I have always loved to sing, and when fellow parishioner Nancy Patch invited me to join the choir this summer at St. Mary Star of the Sea, I jumped at the chance. I can read music, sort of, not the way Fred, our choirmaster, can read, not even the way a good sight singer can read. But I can find my way around a clef, with or without accidentals.
I used to stand beside my father and mother in the Episcopal Church, where the hymns were always written out in four parts (I wish our Catholic hymnal had parts), and I would muddle my way through the tenor line until about age fourteen, then after that the bass line. And I loved hearing how my voice, when on pitch, blended with the melody.

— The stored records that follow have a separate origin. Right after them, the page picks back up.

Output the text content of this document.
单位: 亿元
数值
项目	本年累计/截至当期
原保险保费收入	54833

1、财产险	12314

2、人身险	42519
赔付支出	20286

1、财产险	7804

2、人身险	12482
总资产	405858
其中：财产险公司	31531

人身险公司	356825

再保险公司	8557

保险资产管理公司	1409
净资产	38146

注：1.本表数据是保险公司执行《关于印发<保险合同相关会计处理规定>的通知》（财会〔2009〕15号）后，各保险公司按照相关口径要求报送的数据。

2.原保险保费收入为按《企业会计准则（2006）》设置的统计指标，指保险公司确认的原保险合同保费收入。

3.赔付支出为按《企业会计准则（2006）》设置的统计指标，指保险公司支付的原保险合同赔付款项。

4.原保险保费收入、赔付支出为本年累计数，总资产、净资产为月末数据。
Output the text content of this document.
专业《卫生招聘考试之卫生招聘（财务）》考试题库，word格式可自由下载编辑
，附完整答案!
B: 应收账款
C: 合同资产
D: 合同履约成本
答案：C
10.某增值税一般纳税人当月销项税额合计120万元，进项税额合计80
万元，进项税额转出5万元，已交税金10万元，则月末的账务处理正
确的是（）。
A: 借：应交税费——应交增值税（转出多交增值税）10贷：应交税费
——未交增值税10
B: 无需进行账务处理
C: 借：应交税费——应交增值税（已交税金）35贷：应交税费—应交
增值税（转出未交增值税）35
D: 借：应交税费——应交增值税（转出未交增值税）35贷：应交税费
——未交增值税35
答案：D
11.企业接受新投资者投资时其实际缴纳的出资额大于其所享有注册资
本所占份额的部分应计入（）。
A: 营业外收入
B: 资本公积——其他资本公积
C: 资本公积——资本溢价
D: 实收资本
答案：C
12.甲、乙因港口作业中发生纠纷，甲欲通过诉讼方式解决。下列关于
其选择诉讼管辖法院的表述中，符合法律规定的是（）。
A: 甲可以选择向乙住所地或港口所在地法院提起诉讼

This is what I love about singing in the St. Mary's choir. Not being a soloist, heaven forbid, my voice just isn't sweet enough, but blending, riding the wave of the basses behind me, and adding just a bit of water, or maybe sometimes oil, to the wave. The few times I've sung with the choir so far have been joyous times, adding my voice to the heavenly chorus (the choir loft is very high), and feeling the church fill with our harmonies. Of course, having a choirmaster like Fred makes a big difference.
Today, on the feast of St. Thérèse of the Child Jesus, this seems to me a good way of looking at this blog—another place, a tiny niche, within the great body of the Church, where I can make my small contribution. There are many kinds of bloggers, I already know this, after just six weeks. In the Catholic blogosphere, there are great prophets and prophetesses, like Elizabeth over at The Anchoress, and there are teachers, like Greg at The Deacon's Bench and Rocco at Whispers in the Loggia. There are some wonderful Catholic-mother blogs, like Blessed Among Men and Minnesota Mom. None of these "parts" suits me.
I'm happy being down at the lower end of the register, riding the wave of basses stronger than I am. Let my sound be only harmonious, Lord. Let it help fill out the heavenly harmony, filling your Church with hymns of praise.
Now, off to North Carolina, to see my daughter!